What he doesn't say is at the end soak your hands in bleach water because you have turkey subcutaneous material shoved under your fingernails, and using a bleach water saturated cloth wipe down the pepper mill you shoved into the turkey cavity.
I'm glad he didn't say, "now be sure to wash your hands thoroughly" as American cooks alway do because as I watch them sitting here at home I go, "Oh, shut up."

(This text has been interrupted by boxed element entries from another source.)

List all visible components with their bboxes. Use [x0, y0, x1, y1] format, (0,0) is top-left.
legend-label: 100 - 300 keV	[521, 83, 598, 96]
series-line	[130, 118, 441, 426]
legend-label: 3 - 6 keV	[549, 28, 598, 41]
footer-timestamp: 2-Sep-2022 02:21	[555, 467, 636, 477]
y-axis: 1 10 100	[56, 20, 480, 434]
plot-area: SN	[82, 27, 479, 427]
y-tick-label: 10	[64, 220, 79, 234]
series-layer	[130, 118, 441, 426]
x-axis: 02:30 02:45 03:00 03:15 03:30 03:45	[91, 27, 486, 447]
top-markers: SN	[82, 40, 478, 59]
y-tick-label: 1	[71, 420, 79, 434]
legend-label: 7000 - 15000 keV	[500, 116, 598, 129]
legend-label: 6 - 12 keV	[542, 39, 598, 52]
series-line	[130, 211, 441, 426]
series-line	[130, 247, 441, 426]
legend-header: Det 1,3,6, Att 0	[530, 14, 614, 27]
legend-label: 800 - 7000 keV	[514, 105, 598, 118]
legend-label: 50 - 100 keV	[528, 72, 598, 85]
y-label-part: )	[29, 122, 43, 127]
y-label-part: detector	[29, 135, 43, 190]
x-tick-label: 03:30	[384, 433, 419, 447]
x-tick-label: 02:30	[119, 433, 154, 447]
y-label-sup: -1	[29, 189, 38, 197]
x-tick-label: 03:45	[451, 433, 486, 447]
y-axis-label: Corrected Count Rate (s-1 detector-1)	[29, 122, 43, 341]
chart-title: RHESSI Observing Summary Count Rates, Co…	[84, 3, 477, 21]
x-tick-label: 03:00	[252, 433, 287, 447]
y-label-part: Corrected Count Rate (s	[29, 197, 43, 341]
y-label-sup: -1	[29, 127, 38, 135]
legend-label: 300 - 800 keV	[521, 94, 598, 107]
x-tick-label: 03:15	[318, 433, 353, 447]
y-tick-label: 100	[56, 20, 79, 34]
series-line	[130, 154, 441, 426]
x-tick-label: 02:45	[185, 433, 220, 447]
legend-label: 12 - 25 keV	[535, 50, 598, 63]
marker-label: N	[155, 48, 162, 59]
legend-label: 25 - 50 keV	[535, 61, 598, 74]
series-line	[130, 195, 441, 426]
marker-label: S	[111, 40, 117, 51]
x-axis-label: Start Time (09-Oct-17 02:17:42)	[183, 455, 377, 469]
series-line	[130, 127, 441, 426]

None of these video tell you what to do with the turkey carcass and the leg and wing bones. Year after year on both Thanksgiving and Christmas for fifty years plus, my mother wasted the carcass that could have been used for the best turkey stock that's possible. My parents didn't know about soup stock. Easy, and worth it. Break up the bones and roast them again to nearly black. Then put them in a pot with water and boil. Strain. Cool. Remove most the fat, and freeze the aspic in whatever shape that you want, using an ice cube tray, zip lock bags, storage containers, however you imagine using it, to make gravy, to moisten and flavor vegetables, for soup or whatever. Be a good carnivore and use the whole thing.

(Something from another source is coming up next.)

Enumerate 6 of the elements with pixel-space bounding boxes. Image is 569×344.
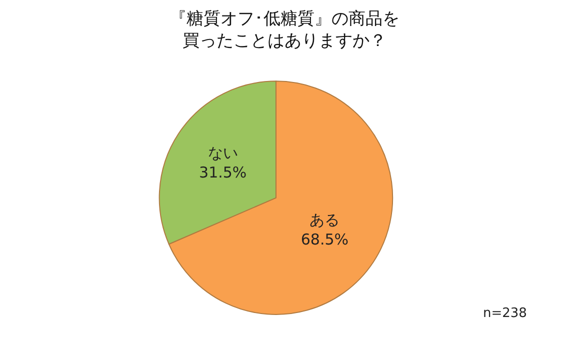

And your prayer can include, "Thank you turkey for giving your life to sustain mine. I did the best that I could to make you delicious and to use every part of you except your feet and your head beak and eyeballs and that weird squiggly thing on your neck. I even cooked your turkey butt in my gravy. Please forgive me for stuffing all that crap inside your cavity. I realize that was very rude. Amen."
3 comments:
Delicious.
Gordon is so full of energy. He looks like he's going to start flash dancing right there in the kitchen. Sort of an initial distraction. But it wears off as the camera adjusts to what his hands are doing.
I guarantee I will never be that happy in the kitchen. It's hard work and I'm a klutz. Takes me triple time.

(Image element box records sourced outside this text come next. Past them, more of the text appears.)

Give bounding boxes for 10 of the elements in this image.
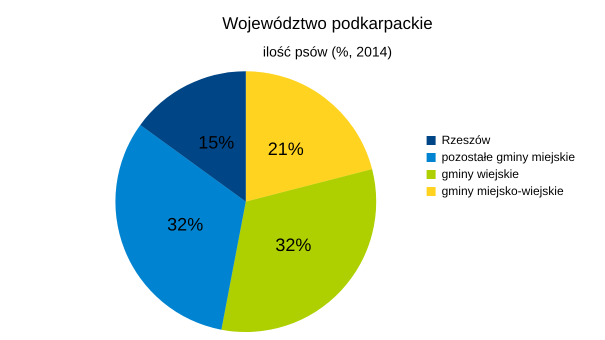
data-label: 32% [275,235,312,256]
legend-label: gminy miejsko-wiejskie [442,184,564,198]
data-label: 21% [268,139,304,160]
chart-title: Województwo podkarpackie [222,14,433,33]
data-label: 32% [167,214,204,235]
data-label: 15% [198,132,234,152]
legend-label: gminy wiejskie [442,166,520,181]
legend-label: Rzeszów [442,132,491,147]
chart-subtitle: ilość psów (%, 2014) [262,44,392,60]
legend-label: pozostałe gminy miejskie [442,150,576,164]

Your comment, Dickin' started me watching this, but I became stuck at the cooking part, wondering how the heck the bird came out so brown after being in an oven for only ten minutes at 220. I thought the timing was off and was in for longer than that, not realizing the temp was C rather than F until I found the recipe online and realized it was 475F. Duh. The C was there all along when they showed the digital display on the oven, but I missed it.
https://wasabilips.com/2014/11/gordon-ramsays-turkey-with-gravy/
I too wish I was that peppy and competent working in the kitchen, as he makes it look easy, fun and delicious. Almost enough to make me want to try cooking it that way, though we'll probably go with MrM's tried and true brined turkey on the grill. I'm presently still contemplating ChipA's sweet potatoes, when I'd already conceded earlier in the week to using canned yams.
Appreciating the recipes. Also finished up watching the A Place to Call Home series last month, courtesy of Dickin's mention.
OK this is it. MrM is unable to locate the wood chips used for smoking the turkey on the grill He thought we'd packed them when we moved in May but I'm guessing he threw them away with the thought of buying fresh when needed. Since we can't find them and Gordon's recipe was conveniently within reach when the chips came up missing, we'll be doing a new thing in our new home and giving that recipe a try. I'm kind of pleased about this turn of events.